Thermal bath culture
Another unique remnant of the Turkish era in Eger is the thermal bath culture. Hungary is famous for its countless thermal spas anyway and Eger is one of the top places to get a taste of it. The most special part of Eger Termál is probably its authentic Turkish bath (Törökfürdő in Hungarian).
Wine and the Valley of the Beautiful Women
And speaking of how to relax it’s impossible not to mention wine when we talk about Eger. Hungary’s most famous wine region is located on the slopes of the South-West part of Bükk Mountains and its center is Eger. And there is a place that will be a favorite of all wine lovers: it’s called the Valley of the Beautiful Women (Szépasszonyvölgy in Hungarian). This valley is not even far from the city center of Eger (half an hour by walk) and it has about 200 wine cellars – dozens of them are open to the public.

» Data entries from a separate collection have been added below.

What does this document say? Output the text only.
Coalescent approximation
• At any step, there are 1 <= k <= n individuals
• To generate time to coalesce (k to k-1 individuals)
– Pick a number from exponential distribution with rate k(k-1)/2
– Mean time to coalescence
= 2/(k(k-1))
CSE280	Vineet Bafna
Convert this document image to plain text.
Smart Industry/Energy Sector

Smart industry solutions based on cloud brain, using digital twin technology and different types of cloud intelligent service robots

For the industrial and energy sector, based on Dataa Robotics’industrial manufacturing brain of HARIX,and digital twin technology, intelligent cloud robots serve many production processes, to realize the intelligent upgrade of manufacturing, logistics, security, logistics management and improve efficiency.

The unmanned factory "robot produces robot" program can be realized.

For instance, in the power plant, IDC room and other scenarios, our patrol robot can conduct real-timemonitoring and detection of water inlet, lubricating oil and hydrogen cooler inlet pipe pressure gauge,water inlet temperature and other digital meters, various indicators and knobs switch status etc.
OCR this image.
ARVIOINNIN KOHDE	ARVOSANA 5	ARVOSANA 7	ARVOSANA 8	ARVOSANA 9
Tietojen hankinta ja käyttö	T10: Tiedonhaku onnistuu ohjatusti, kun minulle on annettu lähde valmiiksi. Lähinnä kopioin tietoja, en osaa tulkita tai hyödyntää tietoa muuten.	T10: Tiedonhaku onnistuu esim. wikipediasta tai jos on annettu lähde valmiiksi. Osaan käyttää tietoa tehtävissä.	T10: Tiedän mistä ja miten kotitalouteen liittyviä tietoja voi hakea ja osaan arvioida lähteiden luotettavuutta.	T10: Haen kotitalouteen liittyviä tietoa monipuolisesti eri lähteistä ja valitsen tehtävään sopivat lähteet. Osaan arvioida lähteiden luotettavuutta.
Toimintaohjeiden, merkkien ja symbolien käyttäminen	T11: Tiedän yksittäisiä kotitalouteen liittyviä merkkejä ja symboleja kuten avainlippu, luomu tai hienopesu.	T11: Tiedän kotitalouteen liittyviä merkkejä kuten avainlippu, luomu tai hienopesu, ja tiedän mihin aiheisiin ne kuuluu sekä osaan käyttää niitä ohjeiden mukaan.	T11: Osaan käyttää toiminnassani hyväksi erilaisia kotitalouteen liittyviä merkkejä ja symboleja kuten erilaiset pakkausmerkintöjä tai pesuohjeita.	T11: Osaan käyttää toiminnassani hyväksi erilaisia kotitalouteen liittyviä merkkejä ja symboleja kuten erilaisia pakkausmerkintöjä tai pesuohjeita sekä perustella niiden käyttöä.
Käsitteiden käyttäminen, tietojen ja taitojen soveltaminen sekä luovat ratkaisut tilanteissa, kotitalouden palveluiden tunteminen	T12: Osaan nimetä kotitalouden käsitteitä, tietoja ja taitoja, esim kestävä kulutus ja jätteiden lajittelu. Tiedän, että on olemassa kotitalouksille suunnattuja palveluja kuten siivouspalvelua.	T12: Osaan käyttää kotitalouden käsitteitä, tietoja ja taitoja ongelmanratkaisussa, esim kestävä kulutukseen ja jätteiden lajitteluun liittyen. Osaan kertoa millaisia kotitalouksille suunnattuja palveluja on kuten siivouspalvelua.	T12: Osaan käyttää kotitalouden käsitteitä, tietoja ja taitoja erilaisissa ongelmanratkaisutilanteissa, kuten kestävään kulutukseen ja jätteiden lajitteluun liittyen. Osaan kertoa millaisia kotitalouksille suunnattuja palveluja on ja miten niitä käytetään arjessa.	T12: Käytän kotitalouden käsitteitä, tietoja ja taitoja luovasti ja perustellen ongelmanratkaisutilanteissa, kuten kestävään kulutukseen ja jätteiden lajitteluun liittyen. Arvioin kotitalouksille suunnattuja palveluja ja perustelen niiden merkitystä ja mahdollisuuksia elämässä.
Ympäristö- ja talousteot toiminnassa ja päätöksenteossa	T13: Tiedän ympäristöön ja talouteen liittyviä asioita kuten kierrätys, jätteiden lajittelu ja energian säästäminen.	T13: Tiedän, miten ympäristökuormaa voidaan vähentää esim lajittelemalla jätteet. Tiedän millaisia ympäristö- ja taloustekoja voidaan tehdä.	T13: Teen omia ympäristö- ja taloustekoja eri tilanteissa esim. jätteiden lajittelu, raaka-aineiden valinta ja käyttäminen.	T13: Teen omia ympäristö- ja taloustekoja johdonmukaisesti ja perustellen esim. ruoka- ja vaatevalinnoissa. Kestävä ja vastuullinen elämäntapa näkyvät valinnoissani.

It’s the most famous place for wine tasting in Hungary – and for a good reason: you can choose from a huge variety of quality wine. The most famous wine in Eger is definitely “Egri Bikavér” (it means “Bull’s Blood from Eger”) that is a ruby red, dry wine made from a mixture of at least three different types of grapes from the region. Some other famous wines are: “Egri Kékfrankos” and “Egri Cabernet Sauvignon” that are also red wines; “Egri Leányka” and “Egri Muskotály” – they are white wines.
And who is the Beautiful Women? No one knows it for sure, but different stories are told. One of them says it’s a pagan goddess. Another says it was a beautiful frivolous local lady with a scandalous life. And another says that it was a beautiful waitress working in one of the cellars in the valley. Well, you can go figure it out for yourself.
Eger is 1.5 hours drive from Budapest and about 2 hours by train. Just as in case of so many Hungarian cities its center is easily walkable. Actually, I don’t think we’ve ever used public transport to explore Hungarian cities other than Budapest. Of course, it helps if you book accommodation close to the center.
There are quite a few things to explore near Eger. Like the limestone terraces of Egerszalók. Or Bükk National Park, one of our favorites in Hungary. Even Aggtelek National Park and the cave bath of Miskolctapolca are easily reachable. If you venture out to all these places though we would consider renting a car. Public transport is quite good in Hungary, surprisingly even the smallest villages can be accessed at least by local buses, but those run only once or twice a day. So exploring places in Aggtelek or Bükk National Park is much more convenient by car.